L'intérêt de Feynman a apparemment été piqué lors d'un déjeuner avec son ami Ralph Leighton dans un restaurant thaïlandais en Californie dans les années 1970. Leighton hésitait entre commander son poulet au gingembre habituel ou s'aventurer en territoire inconnu du menu. Feynman, étant Feynman, a transformé cela en un problème mathématique, griffonnant des notes qui sont restées "indéchiffrables pendant des décennies" jusqu'à ce que Griffiths et son équipe les déchiffrent.

Plutôt que de se concentrer sur la sélection individuelle des plats, les chercheurs ont reformulé le problème : combien de nuits devriez-vous essayer un restaurant différent dans une ville que vous visitez pour un nombre fixe de jours ? La solution de Feynman dicte que vous devriez essayer de nouveaux restaurants jusqu'à ce que vous en trouviez un qui dépasse un certain seuil de qualité. Ce seuil, cependant, n'est pas fixe - il diminue de plus en plus rapidement à mesure que vos jours restants diminuent. En termes simples : moins il vous reste de temps, moins vous avez d'incitation à continuer à chercher le pad thaï parfait, car vous n'aurez pas beaucoup de nuits pour en profiter.

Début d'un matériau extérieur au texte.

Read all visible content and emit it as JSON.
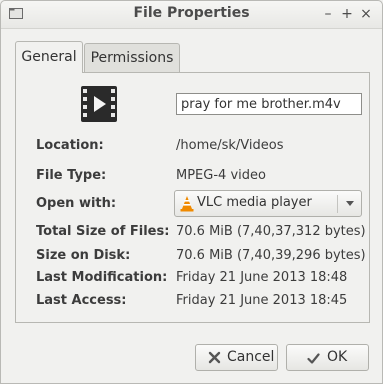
{
  "window": {
    "title": "File Properties"
  },
  "titlebar_buttons": {
    "minimize": "–",
    "maximize": "+",
    "close": "×"
  },
  "tabs": [
    {
      "label": "General",
      "selected": true
    },
    {
      "label": "Permissions",
      "selected": false
    }
  ],
  "file": {
    "name": "pray for me brother.m4v",
    "icon": "video-file-icon"
  },
  "properties": {
    "location_label": "Location:",
    "location_value": "/home/sk/Videos",
    "filetype_label": "File Type:",
    "filetype_value": "MPEG-4 video",
    "openwith_label": "Open with:",
    "openwith_value": "VLC media player",
    "openwith_icon": "vlc-icon",
    "totalsize_label": "Total Size of Files:",
    "totalsize_value": "70.6 MiB (7,40,37,312 bytes)",
    "disksize_label": "Size on Disk:",
    "disksize_value": "70.6 MiB (7,40,39,296 bytes)",
    "modified_label": "Last Modification:",
    "modified_value": "Friday 21 June 2013 18:48",
    "access_label": "Last Access:",
    "access_value": "Friday 21 June 2013 18:45"
  },
  "buttons": {
    "cancel": "Cancel",
    "ok": "OK"
  },
  "colors": {
    "background": "#f1f1ef",
    "vlc_orange": "#f08a00",
    "cancel_icon": "#555555"
  }
}
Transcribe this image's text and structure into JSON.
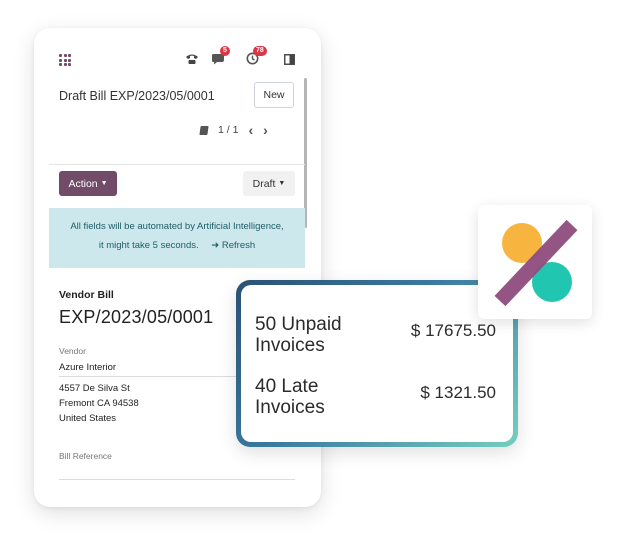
{
  "topbar": {
    "messages_count": "5",
    "activities_count": "78"
  },
  "record": {
    "title": "Draft Bill EXP/2023/05/0001",
    "new_label": "New",
    "pager_text": "1 / 1"
  },
  "statusbar": {
    "action_label": "Action",
    "state_label": "Draft"
  },
  "ai_banner": {
    "line1": "All fields will be automated by Artificial Intelligence,",
    "line2": "it might take 5 seconds.",
    "refresh_label": "Refresh"
  },
  "form": {
    "section_label": "Vendor Bill",
    "bill_number": "EXP/2023/05/0001",
    "vendor_label": "Vendor",
    "vendor_value": "Azure Interior",
    "address": [
      "4557 De Silva St",
      "Fremont CA 94538",
      "United States"
    ],
    "bill_reference_label": "Bill Reference"
  },
  "invoices_card": {
    "unpaid_label_line1": "50 Unpaid",
    "unpaid_label_line2": "Invoices",
    "unpaid_amount": "$ 17675.50",
    "late_label_line1": "40 Late",
    "late_label_line2": "Invoices",
    "late_amount": "$ 1321.50"
  },
  "colors": {
    "brand": "#714b67",
    "banner_bg": "#cde8ec",
    "logo_orange": "#f7b540",
    "logo_teal": "#21c6b1",
    "logo_purple": "#8f4c7e"
  }
}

"Les seuils sont guidés par la meilleure chose que vous pourriez trouver si vous continuiez à chercher," a déclaré Griffiths. "Si vous avez beaucoup de temps pour chercher, trouver quelque chose d'extraordinaire a beaucoup de valeur car vous pouvez y retourner plusieurs fois."

Le modèle suppose que les restaurants sont uniformément répartis sur un spectre de qualité, mais les chercheurs ont également envisagé des scénarios non uniformes. Si une ville a beaucoup de restaurants terribles et quelques pépites, le seuil commence plus haut - ce qui signifie que vous devriez explorer plus longtemps. Si la plupart des restaurants sont corrects mais sans éclat, le seuil est plus bas, et vous pouvez vous installer plus tôt.

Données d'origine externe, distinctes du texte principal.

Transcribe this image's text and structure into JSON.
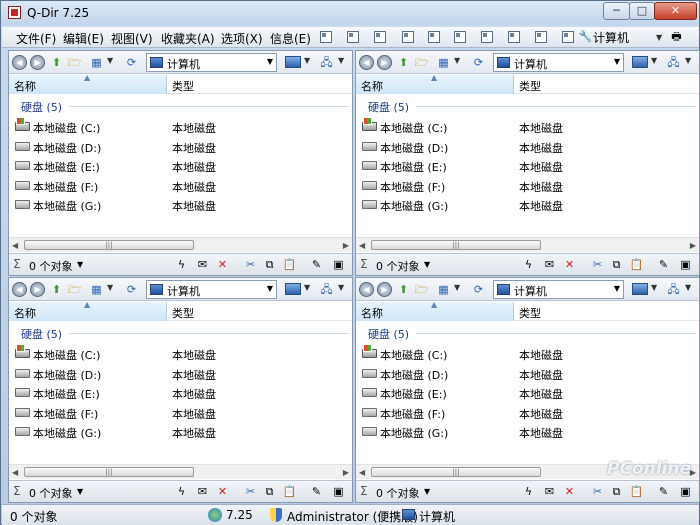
{
  "window": {
    "title": "Q-Dir 7.25",
    "min_glyph": "─",
    "max_glyph": "□",
    "close_glyph": "✕"
  },
  "menu": {
    "items": [
      "文件(F)",
      "编辑(E)",
      "视图(V)",
      "收藏夹(A)",
      "选项(X)",
      "信息(E)"
    ],
    "computer": "计算机"
  },
  "pane": {
    "address": "计算机",
    "col_name": "名称",
    "col_type": "类型",
    "group": "硬盘 (5)",
    "drives": [
      {
        "name": "本地磁盘 (C:)",
        "type": "本地磁盘"
      },
      {
        "name": "本地磁盘 (D:)",
        "type": "本地磁盘"
      },
      {
        "name": "本地磁盘 (E:)",
        "type": "本地磁盘"
      },
      {
        "name": "本地磁盘 (F:)",
        "type": "本地磁盘"
      },
      {
        "name": "本地磁盘 (G:)",
        "type": "本地磁盘"
      }
    ],
    "status_count": "0 个对象"
  },
  "status": {
    "count": "0 个对象",
    "version": "7.25",
    "user": "Administrator (便携版)",
    "location": "计算机"
  },
  "watermark": "PConline"
}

Griffiths et le co-auteur Brian Christian de l'Université d'Oxford ont d'abord abordé l'énigme de Feynman il y a plus de dix ans, mais leur nouveau travail inclut également une expérience comportementale. Ils ont recruté 2 520 participants pour jouer à un jeu en ligne où ils imaginaient visiter une ville pour des durées variables, avec différentes distributions de qualité de restaurant. Les participants voyaient une grille de carrés - chacun représentant un restaurant - et devaient en choisir un par jour, révélant sa qualité après sélection.

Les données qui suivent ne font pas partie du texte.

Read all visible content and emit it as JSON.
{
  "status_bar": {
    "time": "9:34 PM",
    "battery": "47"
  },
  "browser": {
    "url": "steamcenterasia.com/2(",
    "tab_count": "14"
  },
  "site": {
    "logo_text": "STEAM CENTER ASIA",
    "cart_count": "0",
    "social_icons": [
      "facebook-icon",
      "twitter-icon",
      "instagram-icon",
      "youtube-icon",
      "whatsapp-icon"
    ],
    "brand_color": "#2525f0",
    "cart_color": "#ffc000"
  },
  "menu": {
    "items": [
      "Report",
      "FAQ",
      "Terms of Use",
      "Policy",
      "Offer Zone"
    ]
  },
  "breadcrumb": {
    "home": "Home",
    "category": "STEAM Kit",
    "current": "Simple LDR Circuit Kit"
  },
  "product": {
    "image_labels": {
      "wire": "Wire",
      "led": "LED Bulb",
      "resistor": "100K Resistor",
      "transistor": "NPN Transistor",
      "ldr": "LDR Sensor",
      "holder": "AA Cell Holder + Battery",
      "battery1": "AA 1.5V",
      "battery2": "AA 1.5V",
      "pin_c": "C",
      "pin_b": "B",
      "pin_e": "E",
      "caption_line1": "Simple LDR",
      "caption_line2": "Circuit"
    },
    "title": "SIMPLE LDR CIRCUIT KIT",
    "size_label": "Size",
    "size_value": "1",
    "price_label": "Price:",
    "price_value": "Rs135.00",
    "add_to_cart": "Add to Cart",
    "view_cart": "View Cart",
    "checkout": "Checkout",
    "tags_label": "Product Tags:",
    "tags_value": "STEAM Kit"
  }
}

Les résultats ont montré que les gens ne suivaient pas la formule exacte de Feynman. Au lieu de cela, leur seuil diminuait linéairement avec la proportion de nuits restantes. "C'est un peu plus simple que la solution de Feynman, mais en fait, cela s'avère assez bon," a déclaré Griffiths. "L'astuce est d'avoir un seuil et de le diminuer à mesure que vous approchez de la fin [d'un voyage]. Et tant que vous faites quelque chose comme ça, cela fonctionnera plutôt bien."

Alors la prochaine fois que vous serez dans une nouvelle ville et que vous vous retrouverez à regarder un menu pour la troisième nuit consécutive, réconfortez-vous : vous n'êtes pas paresseux, vous êtes mathématiquement optimal.